Un vecchio dalla barba rada e dai capelli incanutiti attraversa con passo spedito una strada stretta, avvolto in un chitone azzurro sotto una veste ocra, quasi dorata, mentre un piccolo cane bianco lo segue quasi incollato ai suoi piedi. Si tratta di Simon, figura centrale della commedia latina «Andria» di Terenzio, come lo concepì Nicolai Abildgaard nel 1803, in olio su tela di centocinquantotto per centodue centimetri, opera oggi conservata allo Statens Museum for Kunst di Copenaghen. Il pittore, nato a Copenaghen nel 1743 e morto a Frederiksdal nel 1809, fu una delle figure più निर्णisive del neoclassicismo danese, maestro di un’intera generazione di artisti e uomo di rara familiarità con la letteratura antica.
La scena si svolge in una strada che sembra scolpita da masse della Roma antica, con edifici di geometria severa, quasi spoglia, che si stringono verso il fondo, dove si intravede un tempio con facciata di colonne ioniche e frontone a rilievo, semicoperto da una luce fumosa, azzurrastra. A destra, un uomo dalla pelle scura, vestito di una camicia bianca, si volge verso il vecchio con un gesto di stupore, la mano alzata vicino al capo, mentre dietro di lui altri uomini piegati, seminudi, trasportano dei carichi; uno, addirittura, con un enorme cesto intrecciato sulle spalle, si gira verso un ingresso ad arco. Più in alto, su un balcone, una donna con un fazzoletto rosso si sporge e osserva la scena, mentre degli uccelli attraversano un cielo tenue, quasi lattiginoso, con poche nuvole disposte in orizzontale.
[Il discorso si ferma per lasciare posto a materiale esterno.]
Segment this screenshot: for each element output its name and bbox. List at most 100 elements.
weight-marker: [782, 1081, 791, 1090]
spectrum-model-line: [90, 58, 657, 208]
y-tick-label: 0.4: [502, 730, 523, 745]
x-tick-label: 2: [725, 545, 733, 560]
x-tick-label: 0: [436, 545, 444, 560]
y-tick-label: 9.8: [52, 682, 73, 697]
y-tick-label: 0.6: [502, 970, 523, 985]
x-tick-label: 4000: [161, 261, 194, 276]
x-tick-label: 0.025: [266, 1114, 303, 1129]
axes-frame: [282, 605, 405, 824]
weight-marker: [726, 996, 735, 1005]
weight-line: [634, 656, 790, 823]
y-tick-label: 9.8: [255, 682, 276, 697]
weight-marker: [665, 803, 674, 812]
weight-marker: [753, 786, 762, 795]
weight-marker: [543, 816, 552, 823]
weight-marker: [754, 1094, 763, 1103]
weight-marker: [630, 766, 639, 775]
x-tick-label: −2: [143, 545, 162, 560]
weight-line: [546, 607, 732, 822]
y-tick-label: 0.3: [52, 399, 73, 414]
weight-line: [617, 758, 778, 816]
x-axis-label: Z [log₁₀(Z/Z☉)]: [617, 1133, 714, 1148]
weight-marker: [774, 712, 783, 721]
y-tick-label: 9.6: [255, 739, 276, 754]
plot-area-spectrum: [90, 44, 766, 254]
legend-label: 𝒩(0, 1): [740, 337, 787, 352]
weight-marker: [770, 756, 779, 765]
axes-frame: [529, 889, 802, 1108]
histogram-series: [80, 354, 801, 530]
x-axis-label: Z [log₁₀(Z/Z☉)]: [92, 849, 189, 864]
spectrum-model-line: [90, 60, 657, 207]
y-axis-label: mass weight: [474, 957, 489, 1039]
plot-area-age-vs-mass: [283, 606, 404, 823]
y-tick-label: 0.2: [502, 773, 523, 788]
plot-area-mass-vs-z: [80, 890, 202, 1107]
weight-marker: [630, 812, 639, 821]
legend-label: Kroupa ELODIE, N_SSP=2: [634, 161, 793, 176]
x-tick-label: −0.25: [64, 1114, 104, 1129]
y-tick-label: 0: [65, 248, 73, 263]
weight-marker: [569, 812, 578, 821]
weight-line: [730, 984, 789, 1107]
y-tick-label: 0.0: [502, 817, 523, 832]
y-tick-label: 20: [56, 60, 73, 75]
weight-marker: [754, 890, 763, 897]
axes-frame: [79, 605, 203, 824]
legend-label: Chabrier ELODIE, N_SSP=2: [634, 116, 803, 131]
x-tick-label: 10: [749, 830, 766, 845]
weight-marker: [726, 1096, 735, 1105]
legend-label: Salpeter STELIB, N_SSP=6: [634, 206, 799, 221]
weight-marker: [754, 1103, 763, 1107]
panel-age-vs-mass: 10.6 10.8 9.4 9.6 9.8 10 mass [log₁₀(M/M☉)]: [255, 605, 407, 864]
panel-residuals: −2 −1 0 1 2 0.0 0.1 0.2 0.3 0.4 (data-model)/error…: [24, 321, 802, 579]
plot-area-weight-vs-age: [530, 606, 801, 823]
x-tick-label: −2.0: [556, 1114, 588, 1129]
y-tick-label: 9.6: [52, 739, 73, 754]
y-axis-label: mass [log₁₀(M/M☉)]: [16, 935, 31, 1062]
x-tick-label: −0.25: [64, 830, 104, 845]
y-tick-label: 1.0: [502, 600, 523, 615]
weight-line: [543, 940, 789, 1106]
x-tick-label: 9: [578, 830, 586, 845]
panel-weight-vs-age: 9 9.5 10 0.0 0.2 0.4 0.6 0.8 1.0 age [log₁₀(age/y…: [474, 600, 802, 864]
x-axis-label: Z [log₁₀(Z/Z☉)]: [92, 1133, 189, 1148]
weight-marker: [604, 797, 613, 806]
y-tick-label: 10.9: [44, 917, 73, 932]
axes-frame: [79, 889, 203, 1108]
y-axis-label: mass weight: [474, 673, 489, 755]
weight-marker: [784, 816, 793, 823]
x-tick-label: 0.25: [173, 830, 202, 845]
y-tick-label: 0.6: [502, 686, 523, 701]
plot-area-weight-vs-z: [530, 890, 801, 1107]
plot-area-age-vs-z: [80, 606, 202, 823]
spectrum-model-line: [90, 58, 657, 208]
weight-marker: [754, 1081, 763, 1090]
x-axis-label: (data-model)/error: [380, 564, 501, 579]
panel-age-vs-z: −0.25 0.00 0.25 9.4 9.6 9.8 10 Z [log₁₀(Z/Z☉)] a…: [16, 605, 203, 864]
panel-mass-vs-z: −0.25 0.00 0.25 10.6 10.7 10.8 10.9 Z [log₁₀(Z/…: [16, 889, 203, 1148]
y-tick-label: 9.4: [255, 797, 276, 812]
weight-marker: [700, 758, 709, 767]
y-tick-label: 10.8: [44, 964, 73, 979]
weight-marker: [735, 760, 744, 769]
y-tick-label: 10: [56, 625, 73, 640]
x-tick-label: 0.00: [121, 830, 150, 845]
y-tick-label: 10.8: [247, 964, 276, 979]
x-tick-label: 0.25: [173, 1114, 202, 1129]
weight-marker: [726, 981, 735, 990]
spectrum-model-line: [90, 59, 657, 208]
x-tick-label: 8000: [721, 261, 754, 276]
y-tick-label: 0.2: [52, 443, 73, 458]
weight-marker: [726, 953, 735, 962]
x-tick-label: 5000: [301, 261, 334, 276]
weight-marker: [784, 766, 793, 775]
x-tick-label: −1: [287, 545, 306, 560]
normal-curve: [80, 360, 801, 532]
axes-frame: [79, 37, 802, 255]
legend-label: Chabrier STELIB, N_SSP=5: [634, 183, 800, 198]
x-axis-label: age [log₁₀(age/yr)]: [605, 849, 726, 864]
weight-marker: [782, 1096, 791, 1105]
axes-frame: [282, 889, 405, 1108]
Non si tratta soltanto di una rappresentazione idealizzata dell’antichità; è, soprattutto, una scena di quotidianità, in cui edifici dominanti e passanti umili condividono lo stesso spazio.
Simon e Sosia all’ombra della città romana
Nella commedia di Terenzio Simon è un padre inquieto per il matrimonio del figlio, e Sosia il suo liberto, l’uomo a cui affida i propri pensieri prima ancora di condividerli con chiunque altro. Abildgaard sceglie di non dipingere il momento della confidenza in uno spazio chiuso, come più spesso avrebbe fatto la tradizione, ma di trasportarlo in strada, tra messaggeri, animali da soma e sguardi curiosi dalle finestre. Il vecchio avanza con lo sguardo fisso davanti a sé, le mani quasi serrate sul petto, come se portasse dentro di sé qualcosa che non ha ancora detto; l’uomo più giovane di fronte a lui, al contrario, ha il corpo proteso all’indietro, il movimento appena aperto, pronto a ritrarsi.
L’architettura come arte scenica
La forza narrativa del dipinto deve molto all’architettura. Gli edifici non funzionano semplicemente come sfondo; organizzano lo sguardo, lo conducono in profondità nella composizione, verso il tempio che si illumina debolmente in fondo alla strada, e al tempo stesso lo riportano agli uomini del primo piano, là dove la storia davvero accade. Si tratta di una composizione mutuata dalla lunga tradizione della pittura architettonica olandese e italiana, un’arte che Abildgaard conobbe negli anni del suo soggiorno italiano e che traspose nel proprio idioma nordeuropeo, con una luce più trattenuta, colori più scuri, un’atmosfera più grave. La posizione di ogni figura secondaria, dall’uomo che guida il cavallo fino alla donna sul balcone, non è casuale; ciascuna aggiunge uno strato alla sensazione di una città che vive, commercia, pettegola, mentre due uomini al centro discutono di qualcosa di più serio di quanto lasci intendere la loro fretta.
Il piccolo cane ai piedi di Simon, dettaglio che si potrebbe facilmente trascurare, conferisce alla scena un tono domestico, quasi tenero, controbilanciando la monumentalità degli edifici circostanti. È in simili osservazioni minute, apparentemente insignificanti, che Abildgaard dimostra quanto avesse studiato attentamente i maestri della scenografia narrativa generale prima di rientrare in Danimarca e dedicarsi a opere dal forte impianto didattico e letterario.